I mean Slicing of GPU ex. ⅛ :
-
You can request
--gpus-per-task=1
so each rank will get a GCD. In the next lecture there will be other examples on how to do that. -
If you mean fractions of one GCD then you cannot request that in Slurm, the minimum is one and only in some partitions.
-
One GPU billing unit is 1 hour? 1 hour of a full node or a ⅛ slice?
-
It depends on the partition you use: https://docs.lumi-supercomputer.eu/runjobs/lumi_env/billing/#gpu-billing
-
1 hour on 1 full MI250X. So 1 GPU billing unit is 2 hours on 1 GCD (as this is ½ of an MI250X) and a full node will cost you 4 billing units per hour.
-
And also note that on LUMI you're not billed for what you use, but for what someone else cannot use anymore because of your resource request. So if you would ask for only 1 GPU but half of the cores, you're still be billed for half a GPU node, so 2 billing units per hour. The same holds for memory. So request at most 7 cores and 60GB of memory (as only 480GB of the 512 GB is available for users, the OS and file system buffers also need memory) per GCD that you request.
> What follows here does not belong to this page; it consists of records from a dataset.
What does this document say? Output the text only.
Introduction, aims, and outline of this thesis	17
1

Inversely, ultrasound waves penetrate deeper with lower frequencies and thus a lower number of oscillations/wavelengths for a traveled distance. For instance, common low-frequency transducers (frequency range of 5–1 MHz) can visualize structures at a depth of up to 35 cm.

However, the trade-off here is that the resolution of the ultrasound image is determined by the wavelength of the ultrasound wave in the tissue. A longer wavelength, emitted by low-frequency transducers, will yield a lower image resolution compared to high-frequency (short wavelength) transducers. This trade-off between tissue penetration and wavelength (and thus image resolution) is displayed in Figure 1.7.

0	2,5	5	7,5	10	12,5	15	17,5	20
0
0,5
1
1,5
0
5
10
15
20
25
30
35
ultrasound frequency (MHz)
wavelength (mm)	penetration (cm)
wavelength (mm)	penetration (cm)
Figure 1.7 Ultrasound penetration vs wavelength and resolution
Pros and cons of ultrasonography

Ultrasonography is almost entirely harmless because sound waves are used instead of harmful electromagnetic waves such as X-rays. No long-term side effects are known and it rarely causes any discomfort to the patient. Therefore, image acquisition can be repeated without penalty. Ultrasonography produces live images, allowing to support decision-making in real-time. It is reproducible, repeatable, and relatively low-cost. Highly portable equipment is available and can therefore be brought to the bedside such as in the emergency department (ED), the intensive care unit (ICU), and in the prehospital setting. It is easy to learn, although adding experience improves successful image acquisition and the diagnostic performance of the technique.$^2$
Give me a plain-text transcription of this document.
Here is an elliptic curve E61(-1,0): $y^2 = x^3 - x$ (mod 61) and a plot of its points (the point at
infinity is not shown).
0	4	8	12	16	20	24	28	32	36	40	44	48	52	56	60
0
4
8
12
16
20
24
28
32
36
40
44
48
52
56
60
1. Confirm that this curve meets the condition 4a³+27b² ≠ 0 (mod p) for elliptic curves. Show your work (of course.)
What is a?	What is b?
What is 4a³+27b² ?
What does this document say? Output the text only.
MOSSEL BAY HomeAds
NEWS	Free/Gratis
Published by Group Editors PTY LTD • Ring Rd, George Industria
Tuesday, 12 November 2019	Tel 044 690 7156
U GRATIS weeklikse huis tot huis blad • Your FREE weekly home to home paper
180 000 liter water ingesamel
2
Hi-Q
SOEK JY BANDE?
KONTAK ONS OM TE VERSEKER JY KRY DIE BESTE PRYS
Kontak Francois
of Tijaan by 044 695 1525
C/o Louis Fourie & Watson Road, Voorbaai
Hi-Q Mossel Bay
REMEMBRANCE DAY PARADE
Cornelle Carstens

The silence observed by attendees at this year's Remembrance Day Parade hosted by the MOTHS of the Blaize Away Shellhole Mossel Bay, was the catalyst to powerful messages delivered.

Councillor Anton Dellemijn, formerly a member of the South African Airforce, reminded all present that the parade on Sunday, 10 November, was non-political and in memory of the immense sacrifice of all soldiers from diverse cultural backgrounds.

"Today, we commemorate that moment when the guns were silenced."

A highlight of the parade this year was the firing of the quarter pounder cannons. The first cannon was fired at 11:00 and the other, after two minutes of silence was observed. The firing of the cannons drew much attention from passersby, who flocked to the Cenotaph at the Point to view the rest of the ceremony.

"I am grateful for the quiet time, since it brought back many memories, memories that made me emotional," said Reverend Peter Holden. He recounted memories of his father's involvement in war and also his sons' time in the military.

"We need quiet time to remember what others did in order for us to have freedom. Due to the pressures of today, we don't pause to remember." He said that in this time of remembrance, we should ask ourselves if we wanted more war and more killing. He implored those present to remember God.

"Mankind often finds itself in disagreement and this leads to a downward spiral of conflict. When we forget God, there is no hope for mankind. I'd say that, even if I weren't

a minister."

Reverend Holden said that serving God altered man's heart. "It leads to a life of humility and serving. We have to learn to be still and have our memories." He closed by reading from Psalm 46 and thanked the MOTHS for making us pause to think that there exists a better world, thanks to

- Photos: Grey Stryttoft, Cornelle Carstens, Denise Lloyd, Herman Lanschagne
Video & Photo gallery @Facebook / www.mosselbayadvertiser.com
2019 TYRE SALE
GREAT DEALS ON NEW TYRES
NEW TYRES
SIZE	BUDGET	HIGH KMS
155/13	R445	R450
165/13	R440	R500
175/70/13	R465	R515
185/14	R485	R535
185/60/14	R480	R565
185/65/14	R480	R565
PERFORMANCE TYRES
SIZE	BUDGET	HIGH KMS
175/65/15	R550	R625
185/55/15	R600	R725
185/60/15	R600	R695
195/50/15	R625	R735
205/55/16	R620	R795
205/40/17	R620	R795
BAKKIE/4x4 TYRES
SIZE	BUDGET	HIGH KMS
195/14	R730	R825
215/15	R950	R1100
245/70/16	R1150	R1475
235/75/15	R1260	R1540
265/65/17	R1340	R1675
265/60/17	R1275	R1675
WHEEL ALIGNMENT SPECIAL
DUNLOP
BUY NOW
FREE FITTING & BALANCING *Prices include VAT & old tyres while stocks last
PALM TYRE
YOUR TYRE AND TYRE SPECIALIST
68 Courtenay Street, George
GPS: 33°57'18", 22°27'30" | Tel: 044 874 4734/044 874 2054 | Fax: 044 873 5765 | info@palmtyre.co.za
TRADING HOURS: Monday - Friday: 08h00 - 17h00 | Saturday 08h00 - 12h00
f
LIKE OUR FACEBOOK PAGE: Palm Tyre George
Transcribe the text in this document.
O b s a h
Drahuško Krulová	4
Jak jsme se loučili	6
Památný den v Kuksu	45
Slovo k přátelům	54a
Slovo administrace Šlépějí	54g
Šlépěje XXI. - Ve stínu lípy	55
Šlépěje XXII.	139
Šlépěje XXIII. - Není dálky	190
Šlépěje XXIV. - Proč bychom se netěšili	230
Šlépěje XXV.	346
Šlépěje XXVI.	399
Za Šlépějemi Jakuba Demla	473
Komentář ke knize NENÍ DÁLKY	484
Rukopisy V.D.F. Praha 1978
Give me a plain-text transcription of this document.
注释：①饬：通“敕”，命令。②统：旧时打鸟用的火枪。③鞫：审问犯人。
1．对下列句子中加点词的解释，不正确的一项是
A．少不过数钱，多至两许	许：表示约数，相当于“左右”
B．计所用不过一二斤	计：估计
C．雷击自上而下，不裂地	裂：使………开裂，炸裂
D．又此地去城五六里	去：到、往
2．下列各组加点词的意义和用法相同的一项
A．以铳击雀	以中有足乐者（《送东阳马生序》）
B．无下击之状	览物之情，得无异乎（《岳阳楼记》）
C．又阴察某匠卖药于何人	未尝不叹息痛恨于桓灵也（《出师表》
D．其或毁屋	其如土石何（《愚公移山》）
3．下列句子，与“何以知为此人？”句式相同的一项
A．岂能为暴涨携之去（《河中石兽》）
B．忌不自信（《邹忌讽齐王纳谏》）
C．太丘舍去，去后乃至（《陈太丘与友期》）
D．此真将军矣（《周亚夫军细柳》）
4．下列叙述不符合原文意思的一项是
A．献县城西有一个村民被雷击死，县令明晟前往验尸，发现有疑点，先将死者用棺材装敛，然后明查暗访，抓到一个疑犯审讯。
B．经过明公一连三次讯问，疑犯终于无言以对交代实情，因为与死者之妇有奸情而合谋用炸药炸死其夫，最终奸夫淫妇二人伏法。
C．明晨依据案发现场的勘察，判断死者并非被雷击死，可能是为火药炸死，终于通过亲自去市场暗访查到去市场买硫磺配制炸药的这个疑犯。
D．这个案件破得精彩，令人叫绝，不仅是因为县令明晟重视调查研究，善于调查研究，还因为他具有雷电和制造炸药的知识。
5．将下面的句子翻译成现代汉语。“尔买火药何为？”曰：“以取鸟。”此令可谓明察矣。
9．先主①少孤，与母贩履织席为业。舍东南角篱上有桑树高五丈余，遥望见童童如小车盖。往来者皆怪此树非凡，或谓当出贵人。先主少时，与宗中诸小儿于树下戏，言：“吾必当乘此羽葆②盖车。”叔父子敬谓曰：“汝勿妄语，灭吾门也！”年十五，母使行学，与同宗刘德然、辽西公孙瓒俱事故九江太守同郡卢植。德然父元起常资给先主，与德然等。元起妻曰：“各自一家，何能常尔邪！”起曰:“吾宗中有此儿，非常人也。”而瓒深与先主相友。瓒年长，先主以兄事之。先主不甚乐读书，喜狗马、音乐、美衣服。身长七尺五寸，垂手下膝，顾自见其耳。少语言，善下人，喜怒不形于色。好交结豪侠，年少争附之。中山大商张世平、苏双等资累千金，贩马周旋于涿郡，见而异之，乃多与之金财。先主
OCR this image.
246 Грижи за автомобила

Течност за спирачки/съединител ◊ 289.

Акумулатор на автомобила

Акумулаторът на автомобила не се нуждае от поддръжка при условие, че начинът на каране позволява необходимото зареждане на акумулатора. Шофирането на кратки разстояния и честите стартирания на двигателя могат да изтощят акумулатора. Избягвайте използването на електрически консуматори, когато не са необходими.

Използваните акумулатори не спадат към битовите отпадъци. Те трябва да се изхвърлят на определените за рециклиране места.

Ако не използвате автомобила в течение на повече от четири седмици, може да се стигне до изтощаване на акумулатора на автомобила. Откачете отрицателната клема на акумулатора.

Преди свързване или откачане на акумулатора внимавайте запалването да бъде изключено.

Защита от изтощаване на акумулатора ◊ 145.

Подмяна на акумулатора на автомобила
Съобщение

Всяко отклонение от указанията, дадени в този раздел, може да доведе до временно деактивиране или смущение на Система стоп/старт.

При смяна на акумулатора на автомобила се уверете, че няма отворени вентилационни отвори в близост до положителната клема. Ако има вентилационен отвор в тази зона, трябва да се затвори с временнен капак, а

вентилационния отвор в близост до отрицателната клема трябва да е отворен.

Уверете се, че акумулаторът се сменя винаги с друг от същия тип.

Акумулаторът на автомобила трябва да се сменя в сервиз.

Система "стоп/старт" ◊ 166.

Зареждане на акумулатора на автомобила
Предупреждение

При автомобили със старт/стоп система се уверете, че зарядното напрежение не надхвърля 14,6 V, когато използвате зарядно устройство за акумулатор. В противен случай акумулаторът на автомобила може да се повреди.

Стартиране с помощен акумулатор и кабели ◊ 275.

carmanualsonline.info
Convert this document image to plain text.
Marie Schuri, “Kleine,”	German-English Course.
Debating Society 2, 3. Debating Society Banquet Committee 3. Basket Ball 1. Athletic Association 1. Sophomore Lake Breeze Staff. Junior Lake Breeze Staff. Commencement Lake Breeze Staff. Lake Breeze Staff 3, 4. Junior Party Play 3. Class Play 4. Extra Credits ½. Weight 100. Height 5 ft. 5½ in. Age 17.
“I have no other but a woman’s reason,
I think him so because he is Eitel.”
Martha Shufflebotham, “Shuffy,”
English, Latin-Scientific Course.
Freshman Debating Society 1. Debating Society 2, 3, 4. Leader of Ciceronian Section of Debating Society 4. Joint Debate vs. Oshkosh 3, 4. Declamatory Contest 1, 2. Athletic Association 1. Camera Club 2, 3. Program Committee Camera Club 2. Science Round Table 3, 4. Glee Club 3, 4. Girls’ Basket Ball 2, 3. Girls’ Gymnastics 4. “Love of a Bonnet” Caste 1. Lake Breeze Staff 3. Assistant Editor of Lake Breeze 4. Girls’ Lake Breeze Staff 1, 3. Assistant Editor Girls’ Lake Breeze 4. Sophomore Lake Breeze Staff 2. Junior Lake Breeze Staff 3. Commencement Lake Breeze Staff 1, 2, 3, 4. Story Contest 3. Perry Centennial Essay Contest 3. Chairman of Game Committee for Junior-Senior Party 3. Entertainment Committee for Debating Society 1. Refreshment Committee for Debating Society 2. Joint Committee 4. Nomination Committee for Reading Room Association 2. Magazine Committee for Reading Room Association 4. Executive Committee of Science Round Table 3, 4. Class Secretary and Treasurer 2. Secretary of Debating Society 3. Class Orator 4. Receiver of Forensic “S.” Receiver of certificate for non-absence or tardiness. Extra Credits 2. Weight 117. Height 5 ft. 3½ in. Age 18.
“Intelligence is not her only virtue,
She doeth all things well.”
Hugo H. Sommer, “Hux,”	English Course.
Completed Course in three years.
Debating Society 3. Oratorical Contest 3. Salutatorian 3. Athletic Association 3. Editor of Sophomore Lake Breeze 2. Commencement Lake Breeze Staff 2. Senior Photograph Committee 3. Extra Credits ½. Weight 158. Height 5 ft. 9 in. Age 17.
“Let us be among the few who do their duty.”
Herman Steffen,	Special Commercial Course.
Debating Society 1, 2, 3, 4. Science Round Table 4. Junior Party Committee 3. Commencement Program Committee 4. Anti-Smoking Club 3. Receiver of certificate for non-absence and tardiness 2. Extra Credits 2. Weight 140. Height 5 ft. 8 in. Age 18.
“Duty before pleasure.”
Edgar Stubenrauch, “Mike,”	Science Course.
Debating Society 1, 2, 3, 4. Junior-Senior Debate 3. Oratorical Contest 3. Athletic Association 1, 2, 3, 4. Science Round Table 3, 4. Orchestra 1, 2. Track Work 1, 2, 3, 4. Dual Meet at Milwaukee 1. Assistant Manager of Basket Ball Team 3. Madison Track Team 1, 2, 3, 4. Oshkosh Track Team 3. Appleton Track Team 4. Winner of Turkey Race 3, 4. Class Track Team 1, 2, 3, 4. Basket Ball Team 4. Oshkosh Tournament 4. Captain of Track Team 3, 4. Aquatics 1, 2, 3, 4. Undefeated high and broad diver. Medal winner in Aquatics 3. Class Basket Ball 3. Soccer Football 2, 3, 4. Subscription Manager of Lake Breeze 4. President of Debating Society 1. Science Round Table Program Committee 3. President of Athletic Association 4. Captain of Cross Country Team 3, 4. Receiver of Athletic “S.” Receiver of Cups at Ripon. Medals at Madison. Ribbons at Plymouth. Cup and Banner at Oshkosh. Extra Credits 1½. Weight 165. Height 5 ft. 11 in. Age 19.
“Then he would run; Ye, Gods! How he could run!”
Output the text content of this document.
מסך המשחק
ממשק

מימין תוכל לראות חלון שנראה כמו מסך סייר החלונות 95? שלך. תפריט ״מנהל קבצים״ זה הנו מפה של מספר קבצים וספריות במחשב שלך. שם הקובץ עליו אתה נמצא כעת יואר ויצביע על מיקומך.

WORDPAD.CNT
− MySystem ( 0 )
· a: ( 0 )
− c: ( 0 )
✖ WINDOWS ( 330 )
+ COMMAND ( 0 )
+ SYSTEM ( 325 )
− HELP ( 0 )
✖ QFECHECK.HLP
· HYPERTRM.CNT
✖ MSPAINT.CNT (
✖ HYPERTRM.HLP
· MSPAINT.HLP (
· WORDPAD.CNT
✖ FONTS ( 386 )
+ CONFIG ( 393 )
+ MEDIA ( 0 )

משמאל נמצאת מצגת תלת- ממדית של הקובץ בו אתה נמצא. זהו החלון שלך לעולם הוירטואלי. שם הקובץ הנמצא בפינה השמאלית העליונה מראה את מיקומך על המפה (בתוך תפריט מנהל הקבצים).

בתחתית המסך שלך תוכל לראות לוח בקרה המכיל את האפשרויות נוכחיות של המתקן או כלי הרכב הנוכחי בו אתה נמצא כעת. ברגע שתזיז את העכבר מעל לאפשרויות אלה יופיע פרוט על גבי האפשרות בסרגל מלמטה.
Compared to some other clusters, the amount of CPU power is low compared to the amount of GPU power, as LUMI was really designed for GPU-intensive codes.
-
-
I would like to ask that I am writing a conference paper and would like to write the result of some experiments I am doing today and did yesterday on LUMI. Is this ok? If yes, please let me know how to acknowledge the LUMI in my paper.
- See https://www.lumi-supercomputer.eu/acknowledgement/
Referring to my Q. 4, I checked the LUMI acknowledgement text - "We acknowledge the EuroHPC Joint Undertaking for awarding this project access to the EuroHPC supercomputer LUMI, hosted by CSC (Finland) and the LUMI consortium through a EuroHPC Regular Access call." But, I am not accessing LUMI through the "EuroHPC Regular Access call", I got access through this workshop. Is this still okay to write the above acknowledgement text in my article ?
- Then I would rephrase it: "We acknowledge LUMI TRAINING for awarding this project access to the EuroHPC supercomputer LUMI, hosted by CSC (Finland) and the LUMI consortium through the LUMI AI workshop, Oct. 8-9, 2025 at KTH, Stockholm, Sweden."
-
In slide 10, titled "Example: 2 nodes, 2×8=16 GPUs in total", is it correct to use
#SBATCH --mem=480G
. Should it be480*2
?- The
--mem
flag determines the requested memory per node, so--mem=480G
is correct. You can also set--mem-per-cpu
or--mem-per-gpu
to set it in a relative way on a per CPU or GPU basis. Some more information in the sbatch manual page.
- The
-
-
I'm testing the lecture on my own code, it seems that after launching the experiment some GPUs are not showing power consumption (4/8). It is just a DDP training on California Housing dataset, could it be that the model/dataset is too small to make full use of the gpus or something is off with my parallel setting?
-
As also explained yesterday, power consumption is managed per package. This is also the reason why only half of the GCDs report power usage in the output of
rocm-smi
.If it does show 500W, then you're really loading both GCDs very well. When using a full node it may also be slightly below 500W per GPU because the power limiter for the whole node may limit the power consumption.
-
The memory use of each GCD also gives an indication of something is going on that GCD.
-
Also note that when you're using multiple nodes, logging in to one node and run
rocm-smi
will still only show the power consumption for that node. To get GPU information for different nodes, you'll have to connect to each node and runrocm-smi
on it. You can do this by also specifying the target node you want to connect to with the-w <target_node>
flag. Have a look at Lectures 4 "Checking GPU activity" or 9 "Extreme Scale AI" for this.
-
-
Is it possible to provide a dynamic name for
#SBATCH --output
and--error
files based on variables in the script?- No, but you can use patterns in those filenames to insert things like jobid, jobname for example. See the 'filename pattern' section of the sbatch manpage.